Hennessy and Truitt seldom go out among the islands without running into trespassers or poachers, a delicate problem with no solution except, Hennessy said, "educating people to understand that we're trying to preserve the Eastern Shore way of life as well as the islands themselves."
Toward that end The Conservancy's study included a detailed survey of the people of Accomack and Northampton counties, exploring how they live, why they stay on the Shore and how they would prefer to have the islands managed. It turned out that most of them live there because they like it the way it is. Although earning a living there is hard, many said they wouldn't leave for any amount of money.
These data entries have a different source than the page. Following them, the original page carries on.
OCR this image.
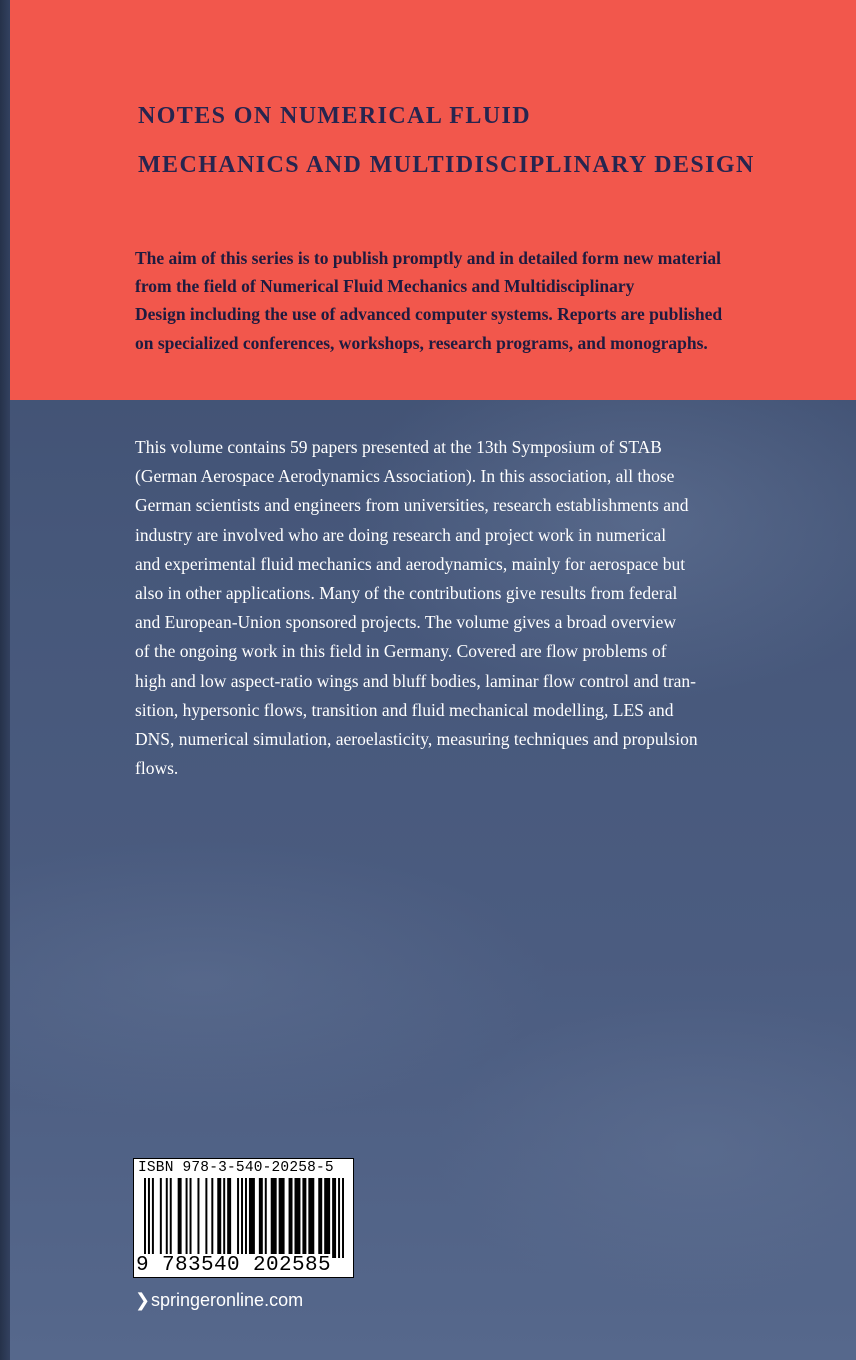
NOTES ON NUMERICAL FLUID
MECHANICS AND MULTIDISCIPLINARY DESIGN

The aim of this series is to publish promptly and in detailed form new material
from the field of Numerical Fluid Mechanics and Multidisciplinary
Design including the use of advanced computer systems. Reports are published
on specialized conferences, workshops, research programs, and monographs.

This volume contains 59 papers presented at the 13th Symposium of STAB
(German Aerospace Aerodynamics Association). In this association, all those
German scientists and engineers from universities, research establishments and
industry are involved who are doing research and project work in numerical
and experimental fluid mechanics and aerodynamics, mainly for aerospace but
also in other applications. Many of the contributions give results from federal
and European-Union sponsored projects. The volume gives a broad overview
of the ongoing work in this field in Germany. Covered are flow problems of
high and low aspect-ratio wings and bluff bodies, laminar flow control and tran-
sition, hypersonic flows, transition and fluid mechanical modelling, LES and
DNS, numerical simulation, aeroelasticity, measuring techniques and propulsion
flows.

ISBN 978-3-540-20258-5
9 783540 202585
❯springeronline.com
The islands have remained relatively natural for the same reason the Shore is largely undeveloped. The Virginia end of the Delmarva Peninsula is a cul-de-sac; to get anywhere from there takes a long drive to the north or an expensive one to the south via the hight-toll Chesapeake Bay Bridge-Tunnel (before that it was a long ferry ride).
Although the majority of Shore residents expressed affection for the vista the marsh and islands provide, few of them have ever visited one of the islands. Those who do go there to hunt or fish or to wrestle in private with John Barleycorn tend to feel they may do as they damn please, the same as Daddy and Grandaddy did.
The Conservancy couldn't keep such fiercely independent people off the islands if it wanted to, and for that reason has carefully chosen the name "reserve" instead of "preserve" or "wildlife sanctuary."
"Fishing from or around the islands isn't going to hurt anything," a Conservancy spokesman said. "Reasonable hunting won't either although our membership runs heavily to birders and anti-hunters in general, which has created some tension. The poaching tradition still runs strong on the Shore, and that is something we have to deal with as best we can.
"But if you arrest a local man for trespassing or poaching, you've alienated his family, friends and neighbors, and what we're hoping is that people will come to understand that the rules we have adopted are not designed to take away the benefits the islands have always given them, but to make sure the same benefits will be available to their children."
It will take years to get a handle on the processes by which the islands form and migrate, and the ebb and flow of life on them. For all that the two-year ecological study was among the most extensive and detailed that have ever been attempted on such a scale, it is largely a catalog.The plant communities, for instance, are called erra incognito in the report, and descriptions of the animal population are hedged with reservations.
"It is a researcher's paradise," Hennessy said. For instance, here on Hog Island, the wild cattle and sheep obviously are seriously interfering with plant succession. They may be the reason why the trees have never come back, and their selective grazing is obviously what permits such a profusion of thistles.
"Several doctoral candidates would have fine topics for dissertations by watching the changes that follow removal of the livestock, and somebody else could be on the beach exploring the erosion and deposition process. On other islands there are similar opportunities; in fact there is enough here to study that somebody else could work on the ecological impact of so many researchers."
He reeled in his fishing line and regarded the unmolested bait. "There's so much to be done here I feel guilty. I think I could spend the rest of my life watching the seasons and the wildlife come and go."